Ukrainian Auschwitz survivor honoured

From the Richmond Review:

Stefan Petelycky wears a symbol of his luck on his arm, a tattoo emblazoned with the numbers 154922. The number was branded on him when he was taken to Auschwitz when he was only 20 years old.

Since his harrowing days as a German prisoner, Petelycky has passed some of his luck onto other people through his humanitarian efforts. The former aircraft mechanic to the Canadian army retired 20 years ago and has spent much of his time since then sending medical supplies and children’s clothing back to his home country, Ukraine.

From the The Province:

Between 1991 and 2003, Petelycky helped fill and ship 19 containers of goods, including used wheelchairs and hospital beds, from the B.C. chapter of the Ukrainian Canadian Social Services charity to Ukraine.

During that time he travelled 47 times to Ukraine to help supervise their unloading and the distribution of goods to orphanages and hospitals.

Charity treasurer John Tymchuk said the amount of goods sent was valued at $1.5 million and shipping costs amounted to $200,000.

Petelycky was awarded a medal of honour for all his work by Ukrainian ambassador to Canada Ihor Ostash on July 30 at the Ukrainian Cultural Centre in Richmond, BC.

Petelycky was a member of the Organization of Ukrainian Nationalists (OUN), freedom fighters who fought both the Nazis and the Soviets during the Second World War.  Millions of Ukrainians perished in Auschwitz; but history only records that a few Ukrainians sided with the Nazis. He wrote a book on his time as a POW in Auschwitz from 1943-1945 called “Into Auschwitz, For Ukraine” (a hard find to buy, but you can probably find it at the library).  Here are some excerpts from the book:

“Inside the prison cells I saw what had been done to our priests. Crude crosses had been carved into their chests before they were done in.

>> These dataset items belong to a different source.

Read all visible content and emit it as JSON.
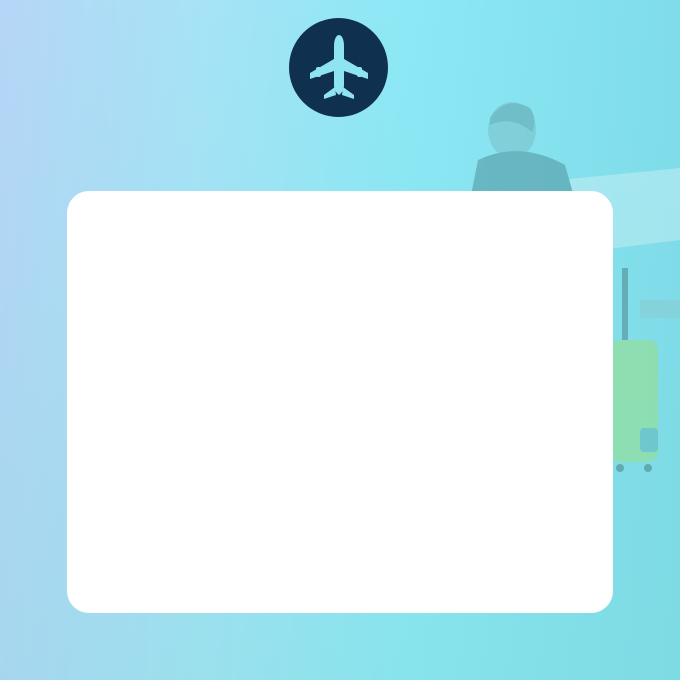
{
  "brand": {
    "icon": "airplane-icon",
    "circle_color": "#10304f",
    "icon_color": "#8fe4f4"
  },
  "background": {
    "subject": "traveler-with-luggage-near-aircraft",
    "tint_colors": [
      "#b6d6f7",
      "#8ce8f5",
      "#7fdcea"
    ]
  },
  "card": {
    "background_color": "#ffffff",
    "content": []
  }
}
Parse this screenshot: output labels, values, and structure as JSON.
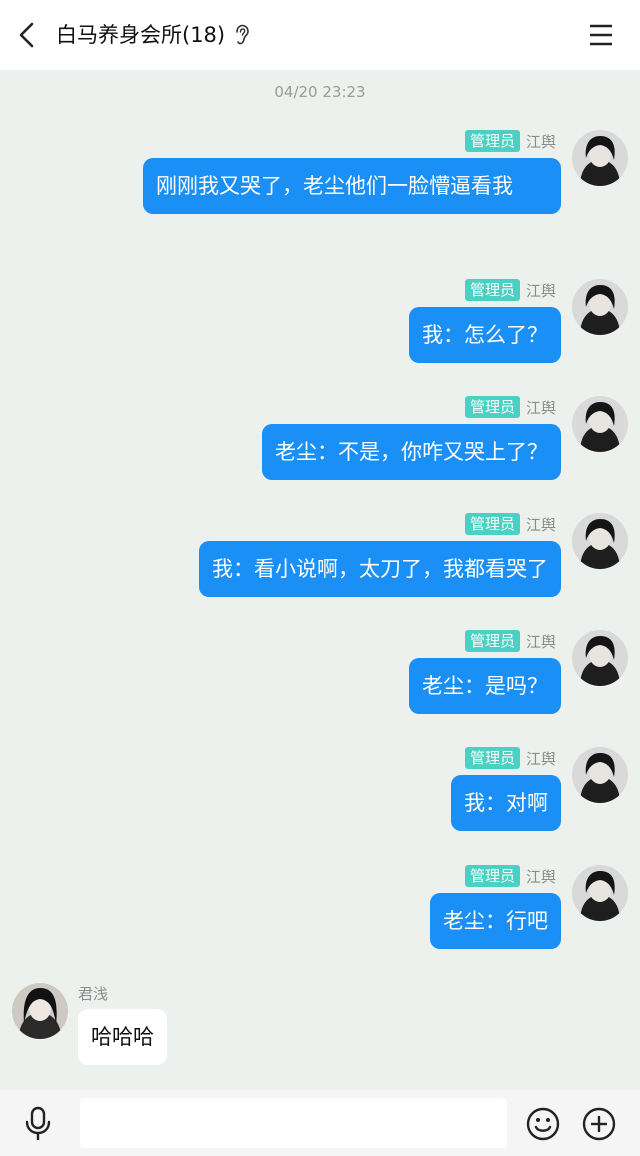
{
  "header": {
    "title": "白马养身会所(18)",
    "back_icon": "chevron-left-icon",
    "ear_icon": "ear-icon",
    "menu_icon": "hamburger-menu-icon"
  },
  "chat": {
    "timestamp": "04/20 23:23",
    "messages": [
      {
        "side": "right",
        "badge": "管理员",
        "sender": "江舆",
        "text": "刚刚我又哭了，老尘他们一脸懵逼看我"
      },
      {
        "side": "right",
        "badge": "管理员",
        "sender": "江舆",
        "text": "我：怎么了？"
      },
      {
        "side": "right",
        "badge": "管理员",
        "sender": "江舆",
        "text": "老尘：不是，你咋又哭上了？"
      },
      {
        "side": "right",
        "badge": "管理员",
        "sender": "江舆",
        "text": "我：看小说啊，太刀了，我都看哭了"
      },
      {
        "side": "right",
        "badge": "管理员",
        "sender": "江舆",
        "text": "老尘：是吗？"
      },
      {
        "side": "right",
        "badge": "管理员",
        "sender": "江舆",
        "text": "我：对啊"
      },
      {
        "side": "right",
        "badge": "管理员",
        "sender": "江舆",
        "text": "老尘：行吧"
      },
      {
        "side": "left",
        "sender": "君浅",
        "text": "哈哈哈"
      }
    ]
  },
  "input_bar": {
    "mic_icon": "microphone-icon",
    "input_value": "",
    "emoji_icon": "emoji-icon",
    "plus_icon": "plus-circle-icon"
  },
  "colors": {
    "chat_background": "#edf1ee",
    "outgoing_bubble": "#1a8ff5",
    "admin_badge": "#4dd0c4"
  }
}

The walls of the cells were spattered with dried blood and there were holes in the walls as if from bullets. In one cell there was a large pool of coagulated blood on the floor. This was a place where many people had been slaughtered. The corpses we uncovered were already decomposing, but we could see that some of these victims had their eyes torn out or their seual organs mutilated, had their faces and bones crushed with rifle butts, men and women alike. …Some innocents had been dismembered, buchered, mutilated. The stench…”

“…his greatest tormentor in Birkenau was a Jewish kapo in Block 4 who beat him mercilessly whenever he caught him praying. That man hated Father Kovalskyi because he was Ukrainian and a priest. He did not care that Kovalskyi was there because he had tried to help Jews.”

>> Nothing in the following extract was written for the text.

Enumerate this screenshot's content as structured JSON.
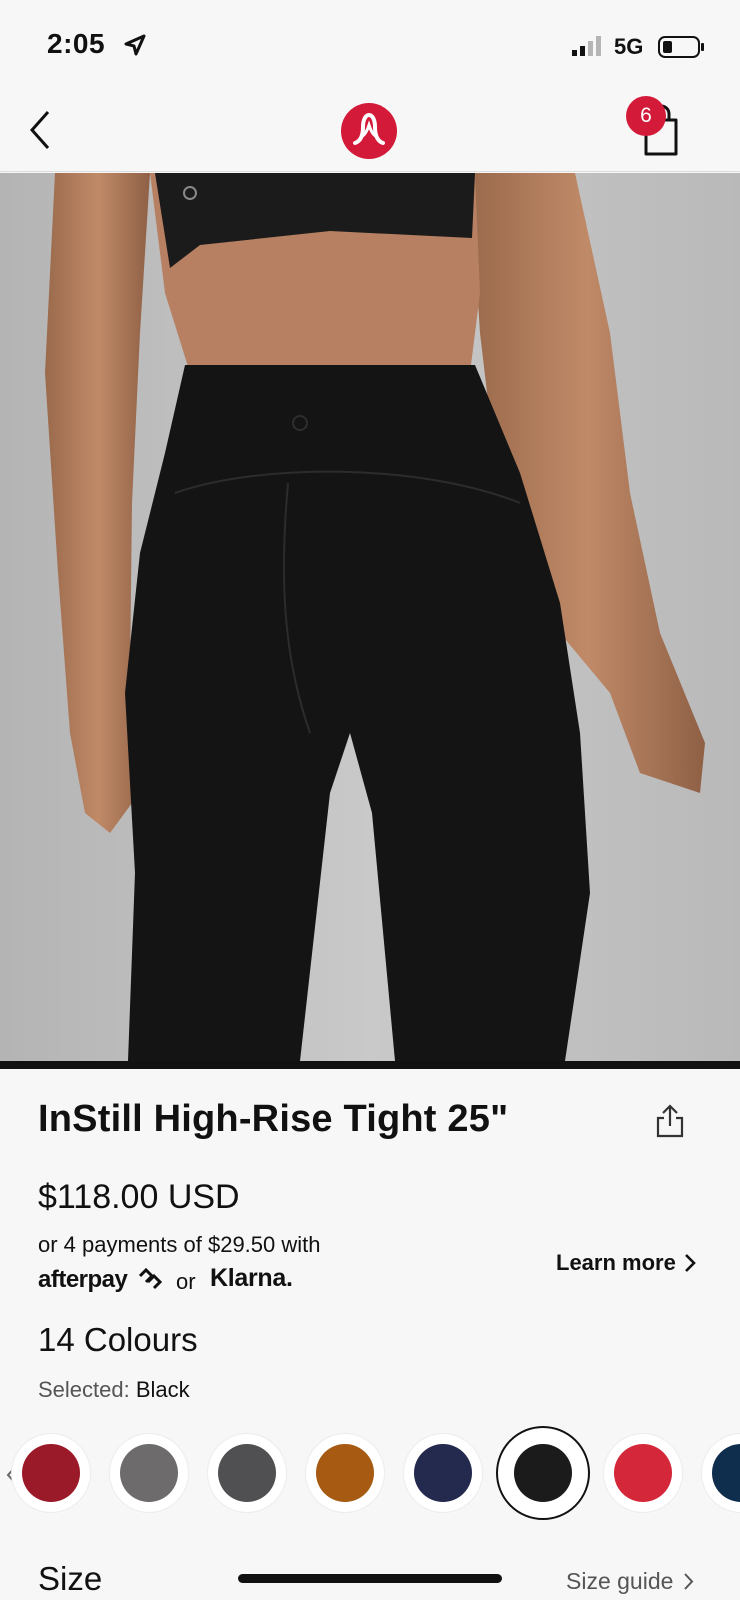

“I stayed in Barracks 7 at Birkenau for about another week. It was a mixed barracks, housing Jews, Poles, and Ukrainians, all of them trying to survive. After the first week, we were marched over to Block 11 in old Auschwitz. There were 29 of these blocks in all. They had been used as housing for Polish border troops before the war. Each one had two accommodation levels and a small attic above. We were on the top floor, which was almost entirely populated by Ukrainians. I notice that there were quite a few more SS men here guarding us. There were also quite a few Jewish kapos, dressed in black outfits, better fed than the rest of us, who did a lot of killing. Many of them belonged to a special formation known as the “Canada Commando” which sorted out the belongings of incoming prisoners, taking everything that was of value to the Third Reich’s war economy, leaving only the naked men, women and children, many of whom were then gassed. That task gave those kapos many opportunies to steal, which they did, not that it helped most of them in the long run.

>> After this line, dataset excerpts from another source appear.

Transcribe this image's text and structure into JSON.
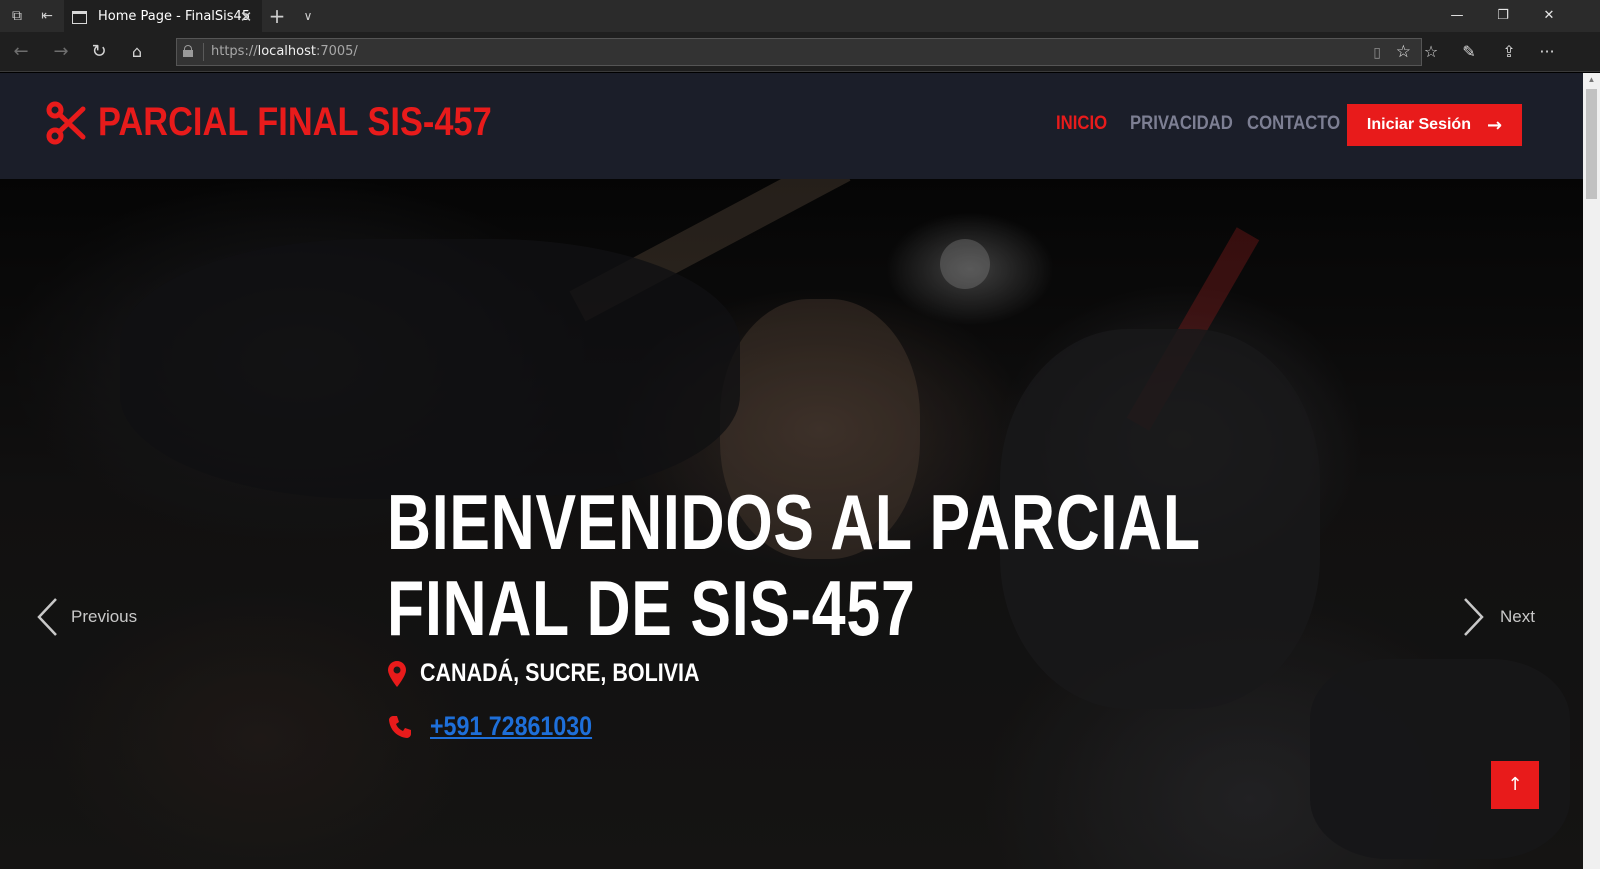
{
  "browser": {
    "tab_title": "Home Page - FinalSis45",
    "url_prefix": "https://",
    "url_host": "localhost",
    "url_suffix": ":7005/"
  },
  "header": {
    "brand": "PARCIAL FINAL SIS-457",
    "brand_icon": "scissors-icon",
    "nav": [
      {
        "label": "INICIO",
        "active": true
      },
      {
        "label": "PRIVACIDAD",
        "active": false
      },
      {
        "label": "CONTACTO",
        "active": false
      }
    ],
    "login_label": "Iniciar Sesión",
    "login_icon": "arrow-right-icon"
  },
  "hero": {
    "title_line1": "BIENVENIDOS AL PARCIAL",
    "title_line2": "FINAL DE SIS-457",
    "location": "CANADÁ, SUCRE, BOLIVIA",
    "location_icon": "map-marker-icon",
    "phone": "+591 72861030",
    "phone_icon": "phone-icon",
    "prev_label": "Previous",
    "next_label": "Next"
  },
  "colors": {
    "accent": "#e81b1b",
    "header_bg": "#1b1e29",
    "nav_inactive": "#7d7f93",
    "link": "#1e6fd9"
  }
}
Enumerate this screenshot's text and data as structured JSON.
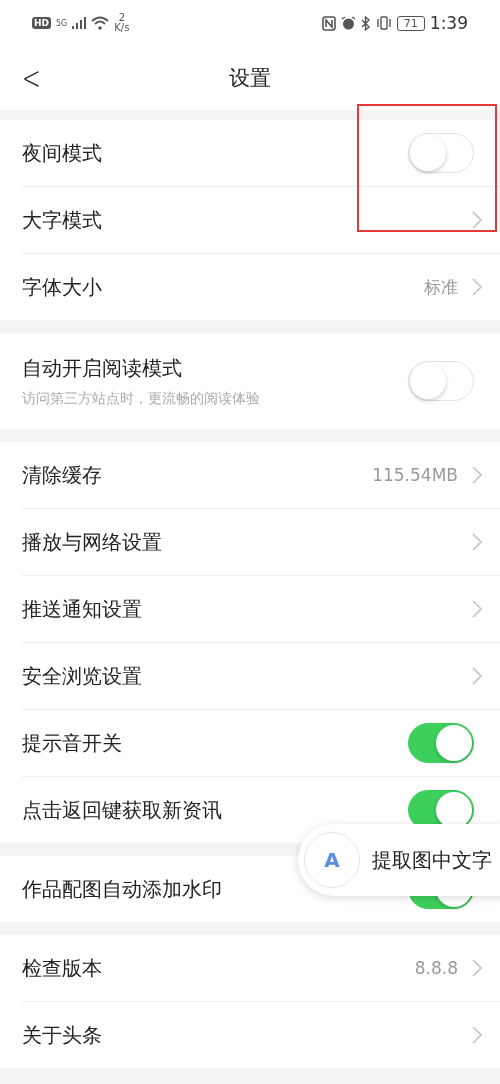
{
  "status_bar": {
    "hd": "HD",
    "network": "5G",
    "speed": "2",
    "speed_unit": "K/s",
    "battery": "71",
    "time": "1:39"
  },
  "header": {
    "back": "<",
    "title": "设置"
  },
  "highlight_box": true,
  "groups": [
    {
      "rows": [
        {
          "kind": "toggle",
          "label": "夜间模式",
          "on": false
        },
        {
          "kind": "link",
          "label": "大字模式"
        },
        {
          "kind": "link",
          "label": "字体大小",
          "value": "标准"
        }
      ]
    },
    {
      "rows": [
        {
          "kind": "toggle",
          "label": "自动开启阅读模式",
          "subtitle": "访问第三方站点时，更流畅的阅读体验",
          "on": false
        }
      ]
    },
    {
      "rows": [
        {
          "kind": "link",
          "label": "清除缓存",
          "value": "115.54MB"
        },
        {
          "kind": "link",
          "label": "播放与网络设置"
        },
        {
          "kind": "link",
          "label": "推送通知设置"
        },
        {
          "kind": "link",
          "label": "安全浏览设置"
        },
        {
          "kind": "toggle",
          "label": "提示音开关",
          "on": true
        },
        {
          "kind": "toggle",
          "label": "点击返回键获取新资讯",
          "on": true
        }
      ]
    },
    {
      "rows": [
        {
          "kind": "toggle",
          "label": "作品配图自动添加水印",
          "on": true
        }
      ]
    },
    {
      "rows": [
        {
          "kind": "link",
          "label": "检查版本",
          "value": "8.8.8"
        },
        {
          "kind": "link",
          "label": "关于头条"
        }
      ]
    }
  ],
  "floating_button": {
    "icon": "A",
    "label": "提取图中文字"
  }
}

“I remember that there were this time a lot of Soviet POWs in the camp, including a large group of Ukrainian women. They were housed in Block 11, two floors below us. We could sometimes hear them singing Ukrainian songs at night. That went on for about three weeks, and then one night their singing abruptly stopped. We heard the next day that they had all been taken away and shot. Only the empty cellar floor and an echo of their songs were left in our minds.”

“19 January 1945. I had fallen quite ill by that time and was so weak that I couldn’t really walk. My friends half -carried and half-dragged me with them. We left a night. The rumours were that the Red Army was alreay in Cracow. So, between ten and eleven o’colock that evening we were told to get ready to go and at about one, we were paraded and counted up. I walked through the Arbeit Macht Frei (Work shall set you free) gate one last time. I was free in Auschwitz, but gave it no thought. I was almost a musulman (lost soul walking but with vacant look – one who has given up on life).

That same day he was awarded the medal he also did an interview on CBC Radio’s The Early Edition.